Abbracciando le comodità digitali della vita moderna, potremmo inavvertitamente compromettere il nostro diritto alla privacy. Esplora i rischi dell’autosorveglianza e le sfide legali relative ai dati personali.
I nostri dispositivi digitali ci hanno offerto una comodità senza precedenti, ma a quale costo? In un mondo in cui condividiamo volontariamente grandi quantità di dati personali, il professore di diritto Andrew Guthrie Ferguson avverte che queste informazioni potrebbero essere utilizzate contro di noi dalle forze dell’ordine e dal sistema giudiziario. Nel suo nuovo libro, I tuoi dati verranno utilizzati contro di te: la polizia nell'era dell'auto-sorveglianza, Ferguson approfondisce le sfide emergenti relative al diritto alla privacy nell'era digitale.

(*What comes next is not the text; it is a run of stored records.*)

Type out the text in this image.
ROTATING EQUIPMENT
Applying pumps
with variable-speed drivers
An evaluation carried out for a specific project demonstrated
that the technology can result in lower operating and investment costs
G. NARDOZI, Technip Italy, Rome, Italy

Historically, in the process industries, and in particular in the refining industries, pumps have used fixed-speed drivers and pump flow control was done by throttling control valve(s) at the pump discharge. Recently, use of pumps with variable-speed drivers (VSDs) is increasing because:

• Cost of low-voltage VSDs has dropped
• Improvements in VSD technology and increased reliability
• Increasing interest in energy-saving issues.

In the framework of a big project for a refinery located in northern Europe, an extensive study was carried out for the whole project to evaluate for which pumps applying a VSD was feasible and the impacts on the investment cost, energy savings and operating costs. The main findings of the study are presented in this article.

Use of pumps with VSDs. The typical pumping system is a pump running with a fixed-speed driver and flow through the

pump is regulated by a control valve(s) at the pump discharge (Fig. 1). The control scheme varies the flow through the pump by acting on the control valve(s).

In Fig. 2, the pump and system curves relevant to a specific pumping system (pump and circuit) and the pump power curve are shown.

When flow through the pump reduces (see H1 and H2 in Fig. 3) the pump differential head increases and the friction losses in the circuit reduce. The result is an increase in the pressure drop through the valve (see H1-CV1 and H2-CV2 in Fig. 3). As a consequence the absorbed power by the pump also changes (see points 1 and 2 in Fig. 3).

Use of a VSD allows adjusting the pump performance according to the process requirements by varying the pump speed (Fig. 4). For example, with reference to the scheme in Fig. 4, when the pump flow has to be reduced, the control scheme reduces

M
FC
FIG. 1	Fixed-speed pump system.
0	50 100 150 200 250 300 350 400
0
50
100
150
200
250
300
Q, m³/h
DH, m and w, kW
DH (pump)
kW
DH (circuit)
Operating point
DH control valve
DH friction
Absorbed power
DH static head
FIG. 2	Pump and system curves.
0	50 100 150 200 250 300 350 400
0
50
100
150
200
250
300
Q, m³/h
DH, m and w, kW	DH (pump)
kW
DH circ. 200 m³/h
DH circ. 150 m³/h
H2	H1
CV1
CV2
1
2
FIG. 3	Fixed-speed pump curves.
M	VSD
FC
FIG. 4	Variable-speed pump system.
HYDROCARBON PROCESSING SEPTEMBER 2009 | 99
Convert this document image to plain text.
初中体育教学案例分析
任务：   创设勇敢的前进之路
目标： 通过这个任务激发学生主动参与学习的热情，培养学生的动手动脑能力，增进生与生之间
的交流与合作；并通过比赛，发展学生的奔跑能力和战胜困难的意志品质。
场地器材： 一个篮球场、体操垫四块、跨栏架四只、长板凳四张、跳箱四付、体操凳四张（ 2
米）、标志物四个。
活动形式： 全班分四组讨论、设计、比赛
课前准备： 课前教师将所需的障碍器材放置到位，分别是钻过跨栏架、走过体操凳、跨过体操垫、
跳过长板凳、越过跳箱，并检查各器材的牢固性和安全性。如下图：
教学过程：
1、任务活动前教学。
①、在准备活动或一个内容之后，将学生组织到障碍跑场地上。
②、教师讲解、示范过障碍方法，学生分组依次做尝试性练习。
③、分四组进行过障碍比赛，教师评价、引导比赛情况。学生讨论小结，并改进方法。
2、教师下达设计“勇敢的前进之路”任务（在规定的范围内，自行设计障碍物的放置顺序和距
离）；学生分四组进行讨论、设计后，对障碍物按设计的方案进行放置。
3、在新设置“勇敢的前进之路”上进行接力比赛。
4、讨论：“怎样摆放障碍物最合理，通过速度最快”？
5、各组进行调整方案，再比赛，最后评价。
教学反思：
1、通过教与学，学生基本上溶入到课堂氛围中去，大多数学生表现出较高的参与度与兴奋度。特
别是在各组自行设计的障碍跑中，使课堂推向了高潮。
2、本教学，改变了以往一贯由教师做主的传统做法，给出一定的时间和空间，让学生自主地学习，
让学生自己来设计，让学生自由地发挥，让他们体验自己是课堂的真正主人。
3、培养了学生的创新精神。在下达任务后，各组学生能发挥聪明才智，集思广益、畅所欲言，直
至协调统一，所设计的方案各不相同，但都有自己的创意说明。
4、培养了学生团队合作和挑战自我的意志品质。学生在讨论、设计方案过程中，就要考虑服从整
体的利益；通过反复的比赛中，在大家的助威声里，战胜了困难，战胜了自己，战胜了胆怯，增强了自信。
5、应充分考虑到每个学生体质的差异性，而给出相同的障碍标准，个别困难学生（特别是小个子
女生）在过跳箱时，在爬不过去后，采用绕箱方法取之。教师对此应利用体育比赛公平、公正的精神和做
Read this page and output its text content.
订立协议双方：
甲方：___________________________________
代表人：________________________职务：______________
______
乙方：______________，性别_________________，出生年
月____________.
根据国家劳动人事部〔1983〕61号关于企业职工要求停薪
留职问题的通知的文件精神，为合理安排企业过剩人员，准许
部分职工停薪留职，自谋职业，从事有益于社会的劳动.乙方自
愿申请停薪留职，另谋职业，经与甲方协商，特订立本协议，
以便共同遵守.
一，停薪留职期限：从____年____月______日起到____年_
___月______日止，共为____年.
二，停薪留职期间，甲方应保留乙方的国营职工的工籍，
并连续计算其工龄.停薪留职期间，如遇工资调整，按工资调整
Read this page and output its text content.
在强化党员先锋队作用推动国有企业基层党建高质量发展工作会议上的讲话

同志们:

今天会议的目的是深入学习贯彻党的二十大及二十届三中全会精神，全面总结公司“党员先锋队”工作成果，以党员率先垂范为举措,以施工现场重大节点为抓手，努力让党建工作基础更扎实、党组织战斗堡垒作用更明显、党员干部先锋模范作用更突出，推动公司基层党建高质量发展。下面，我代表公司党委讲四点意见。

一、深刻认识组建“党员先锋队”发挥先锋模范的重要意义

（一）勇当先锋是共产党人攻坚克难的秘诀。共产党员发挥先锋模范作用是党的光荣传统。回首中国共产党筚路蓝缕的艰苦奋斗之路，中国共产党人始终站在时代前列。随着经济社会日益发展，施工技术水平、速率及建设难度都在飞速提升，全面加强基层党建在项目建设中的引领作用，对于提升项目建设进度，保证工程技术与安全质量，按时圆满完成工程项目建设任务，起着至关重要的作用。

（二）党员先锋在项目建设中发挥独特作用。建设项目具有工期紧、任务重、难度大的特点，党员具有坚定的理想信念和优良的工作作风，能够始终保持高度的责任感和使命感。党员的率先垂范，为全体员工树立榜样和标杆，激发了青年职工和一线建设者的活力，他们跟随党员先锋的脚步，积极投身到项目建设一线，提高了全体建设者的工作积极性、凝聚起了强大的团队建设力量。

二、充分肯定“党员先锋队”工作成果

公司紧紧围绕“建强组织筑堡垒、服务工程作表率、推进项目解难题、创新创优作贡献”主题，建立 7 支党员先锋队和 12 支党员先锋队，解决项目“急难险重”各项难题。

Prima dell'era di Google Maps e degli smartphone abilitati per Siri, navigare in luoghi sconosciuti era molto meno conveniente. Oggi adottiamo con entusiasmo un'ampia gamma di comodità digitali, dalle app di monitoraggio del fitness agli elettrodomestici connessi digitalmente e ai sistemi di sicurezza come le videocamere Nest. Ma nel processo, stiamo creando una vasta quantità di dati personali privati che potrebbero essere potenzialmente utilizzati contro di noi.
Ferguson, esperto di nuove tecnologie di sorveglianza, di polizia e di giustizia penale, ha già scritto dell'ascesa della polizia basata sui dati e della polizia predittiva. Nel suo ultimo lavoro, sposta l'attenzione sul concetto di autosorveglianza: come i dati che generiamo attraverso i nostri dispositivi e le nostre attività digitali possono esporci all'incriminazione, nonostante la mancanza di quadri giuridici chiari per regolare questo panorama emergente.